In particular, the quantum algorithm presented in this thesis uses a set of parameters that can be adjusted to fit a probability distribution. Our results show that the quantum algorithm is more accurate in predicting a complete data probability distribution compared to the missing data probability distribution, even when the quantum algorithm is trained on the missing data probability distribution.
Thesis 2: Plants convert sunlight into chemical energy through photosynthesis. During photosynthesis, plants want to collect as much sunlight as possible in order to obtain more energy. They are able to achieve this through light-harvesting complexes, which can direct energy transfer to its reaction center (which executes the primary energy conversion reactions). Remarkably, they are able to do this with high efficiency. If we are able to understand how this mechanism works, we could potentially create quantum devices that can harness noisy environments. Noisy environments are usually viewed as a hindrance to quantum effects (for example researchers are trying to build quantum computers that have very little interaction with the environment), but this shows that they could be an advantage in particular cases.

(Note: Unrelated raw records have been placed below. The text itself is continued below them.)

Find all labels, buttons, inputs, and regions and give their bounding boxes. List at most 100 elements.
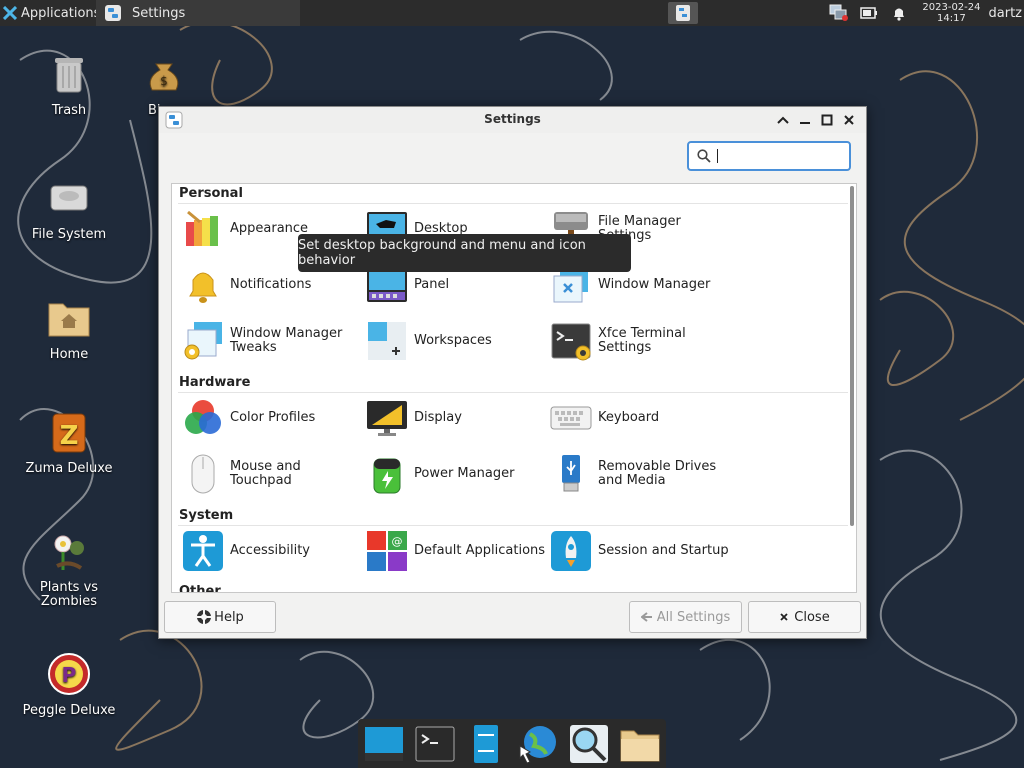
- close-window-button[interactable]: [839, 110, 859, 130]
- desktop-icon-label: Trash: [51, 103, 87, 118]
- maximize-icon: [821, 114, 833, 126]
- search-input[interactable]: [715, 146, 849, 168]
- desktop-icon-peggle[interactable]: P Peggle Deluxe: [21, 652, 117, 718]
- item-label: Workspaces: [414, 333, 492, 348]
- item-window-manager-tweaks[interactable]: Window Manager Tweaks: [182, 318, 362, 364]
- close-label: Close: [794, 609, 830, 625]
- scrollbar[interactable]: [850, 186, 854, 526]
- settings-mini-icon: [676, 5, 690, 21]
- display-icon: [367, 401, 407, 436]
- item-default-applications[interactable]: @ Default Applications: [366, 528, 546, 574]
- show-desktop-icon[interactable]: [362, 722, 406, 766]
- item-workspaces[interactable]: Workspaces: [366, 318, 546, 364]
- desktop-icon-plants[interactable]: Plants vs Zombies: [21, 530, 117, 609]
- window-title: Settings: [484, 112, 541, 126]
- item-label: Color Profiles: [230, 410, 316, 425]
- close-icon: [844, 115, 854, 125]
- desktop-icon-label: Plants vs Zombies: [39, 580, 99, 609]
- money-bag-icon: $: [149, 63, 179, 91]
- item-mouse-touchpad[interactable]: Mouse and Touchpad: [182, 451, 362, 497]
- terminal-icon[interactable]: [413, 722, 457, 766]
- appearance-icon: [186, 210, 218, 246]
- workspace-switcher[interactable]: [668, 2, 698, 24]
- keyboard-icon: [550, 406, 592, 430]
- item-display[interactable]: Display: [366, 395, 546, 441]
- desktop-icon-label: Zuma Deluxe: [25, 461, 113, 476]
- svg-text:$: $: [160, 74, 168, 88]
- network-icon[interactable]: [828, 4, 850, 22]
- category-personal: Personal: [179, 186, 243, 201]
- item-label: Session and Startup: [598, 543, 729, 558]
- color-profiles-icon: [185, 400, 221, 434]
- taskbar-settings-label: Settings: [132, 5, 186, 21]
- shade-button[interactable]: [773, 110, 793, 130]
- minimize-icon: [800, 122, 810, 124]
- desktop-icon-label: File System: [31, 227, 107, 242]
- item-keyboard[interactable]: Keyboard: [550, 395, 730, 441]
- battery-icon[interactable]: [858, 4, 880, 22]
- desktop-icon-zuma[interactable]: Z Zuma Deluxe: [21, 410, 117, 476]
- item-label: Panel: [414, 277, 450, 292]
- battery-power-icon: [373, 458, 401, 494]
- taskbar-settings-button[interactable]: Settings: [96, 0, 300, 26]
- item-label: Xfce Terminal Settings: [598, 326, 686, 355]
- desktop-icon-file-system[interactable]: File System: [21, 176, 117, 242]
- item-removable-drives[interactable]: Removable Drives and Media: [550, 451, 730, 497]
- maximize-button[interactable]: [817, 110, 837, 130]
- all-settings-button[interactable]: All Settings: [629, 601, 742, 633]
- desktop-tooltip: Set desktop background and menu and icon…: [298, 234, 631, 272]
- item-label: Default Applications: [414, 543, 546, 558]
- item-power-manager[interactable]: Power Manager: [366, 451, 546, 497]
- item-label: Window Manager Tweaks: [230, 326, 343, 355]
- peggle-icon: P: [48, 653, 90, 695]
- category-other: Other: [179, 584, 221, 593]
- help-label: Help: [214, 609, 244, 625]
- item-label: Mouse and Touchpad: [230, 459, 301, 488]
- usb-drive-icon: [562, 455, 580, 492]
- text-cursor: [717, 149, 718, 163]
- clock-date: 2023-02-24: [922, 2, 981, 13]
- applications-menu[interactable]: Applications: [0, 0, 100, 26]
- item-label: Removable Drives and Media: [598, 459, 717, 488]
- item-color-profiles[interactable]: Color Profiles: [182, 395, 362, 441]
- clock-time: 14:17: [937, 13, 966, 24]
- help-button[interactable]: Help: [164, 601, 276, 633]
- web-browser-icon[interactable]: [516, 722, 560, 766]
- item-label: Accessibility: [230, 543, 310, 558]
- xfce-logo-icon: [3, 6, 17, 20]
- app-finder-icon[interactable]: [567, 722, 611, 766]
- category-system: System: [179, 508, 234, 523]
- item-label: Appearance: [230, 221, 309, 236]
- svg-text:P: P: [62, 663, 77, 687]
- default-apps-icon: @: [367, 531, 407, 571]
- settings-window: Settings Personal Appearance Desktop Fil…: [158, 106, 867, 639]
- item-accessibility[interactable]: Accessibility: [182, 528, 362, 574]
- minimize-button[interactable]: [795, 110, 815, 130]
- notification-bell-icon[interactable]: [888, 4, 910, 22]
- window-titlebar[interactable]: Settings: [159, 107, 866, 133]
- plants-icon: [54, 535, 84, 570]
- terminal-settings-icon: [551, 323, 591, 361]
- file-manager-dock-icon[interactable]: [464, 722, 508, 766]
- search-box[interactable]: [687, 141, 851, 171]
- desktop-icon-home[interactable]: Home: [21, 296, 117, 362]
- item-label: Window Manager: [598, 277, 711, 292]
- item-label: Keyboard: [598, 410, 660, 425]
- dock: [358, 719, 666, 768]
- wm-tweaks-icon: [184, 322, 222, 360]
- category-hardware: Hardware: [179, 375, 251, 390]
- folder-icon[interactable]: [618, 722, 662, 766]
- item-xfce-terminal-settings[interactable]: Xfce Terminal Settings: [550, 318, 730, 364]
- desktop-icon-trash[interactable]: Trash: [21, 52, 117, 118]
- category-separator: [178, 525, 848, 526]
- applications-label: Applications: [21, 5, 101, 21]
- desktop-icon-label: Home: [49, 347, 89, 362]
- item-session-startup[interactable]: Session and Startup: [550, 528, 730, 574]
- settings-app-icon: [105, 5, 121, 21]
- clock[interactable]: 2023-02-24 14:17: [922, 2, 980, 24]
- all-settings-label: All Settings: [656, 609, 731, 625]
- workspaces-icon: [368, 322, 406, 360]
- accessibility-icon: [183, 531, 223, 571]
- close-button[interactable]: Close: [748, 601, 861, 633]
- user-menu[interactable]: dartz: [989, 6, 1022, 21]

This mechanism can be explained through an open quantum system: a quantum system that interacts with the environment. In this thesis, we explore a computational method for simulating certain types of open quantum systems on our classical computers (our conventional computers). A better understanding of these open quantum systems, which our simulation provides, could potentially give us insight into building better quantum devices and simulating chemistry and physics problems.
In general, this research contributes to a better understanding of quantum transport in open systems when coupling to the environment is strong. We contribute to this area by (1) presenting a more efficient way to get similar results of current methods, (2) better predictions of certain types of phenomena and (3) better understanding of optimal quantum transport through our models and simulations.
In particular, we use a Stochastic Discrete Schrodinger process to more efficiently simulate an open quantum system's time evolution. We are able to find optimal quantum transport by simulating dissipation as a function of decoherence. Finally, we are able to better predict the relaxation of excitons to lower energy states which is important for light-harvesting-systems. We could potentially use similar mechanisms to improve today's technology.